Nun ist er rum. 3000 Besucher weniger, trotzdem erfreute Veranstalter. Was ist das Fazit meines 5. LinuxTags?

Location

Natürlich kann ich als Karlsruherin nicht ganz neutral sein, was den neuen Tagungsort angeht. Mal von der weiteren Anreise abgesehen fand ich es schlecht, daß es nur eine große Halle gab, und man deshalb während des Tages nicht mal “ans Sonnenlicht kam”, oder, um mich Floschi anzuschließen “in den Rhein-Main-Hallen war es für mich eher ein trockenes Business-Messe-Feeling, wie z.B. auf der SYSTEMS.”

Community

Mit dem Standortwechsel hat sich auch die hiesige LUG geändert, die den LinuxTag unterstützt bei den begleitenden Events und der Vor-Ort-Planung. Zum “Social Event” kann ich nichts sagen, da war ich in Karlsruhe auch nie, aber beim “Community Event” kann ich Vergleiche ziehen, und zwar zu Ungunsten von Wiesbaden.

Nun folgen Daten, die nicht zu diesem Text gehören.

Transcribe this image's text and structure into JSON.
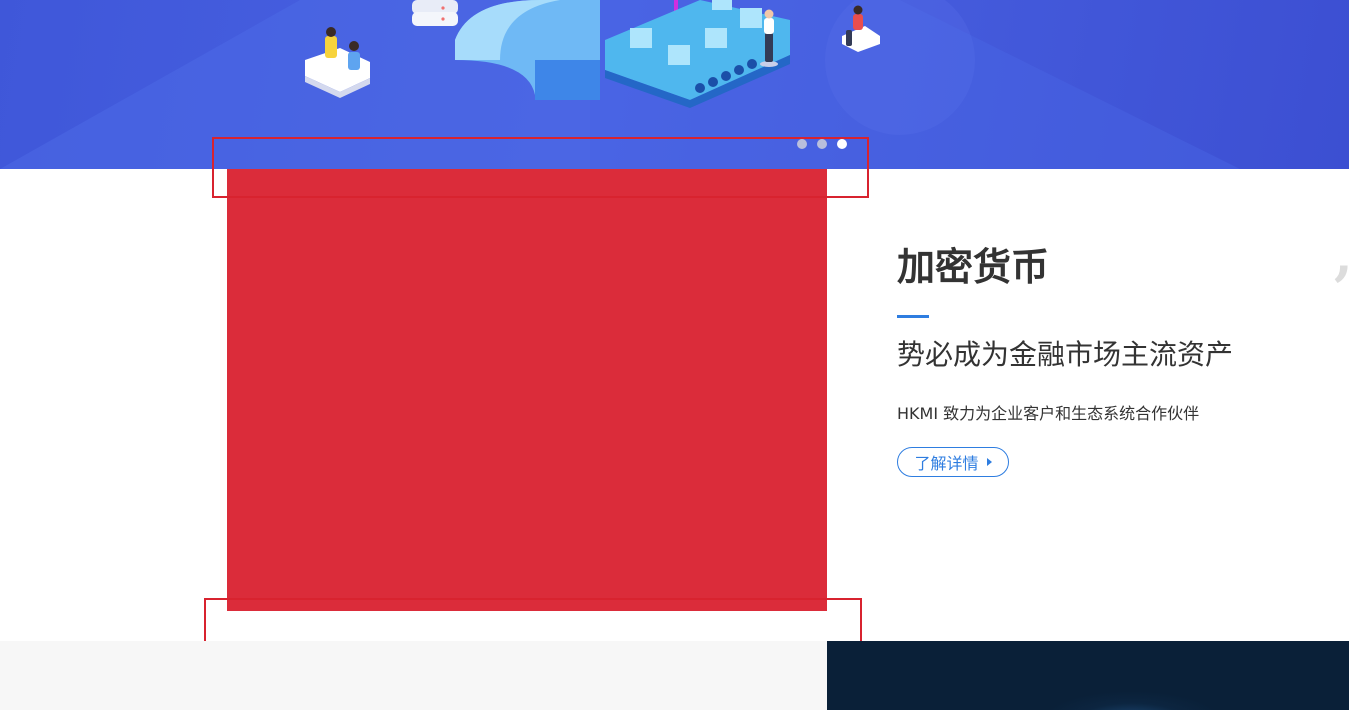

Der Freitagabend war eher langweilig, wenn man es mit dem letztjährigen vergleicht, wo sich die KaLUG einiges hatte einfallen lassen wie ein Debian-Quiz und Filme. Sowas gab es diesmal gar nicht, die Linuxer waren quer über den halben Biergarten verteilt – und von Community keine Spur. Schade.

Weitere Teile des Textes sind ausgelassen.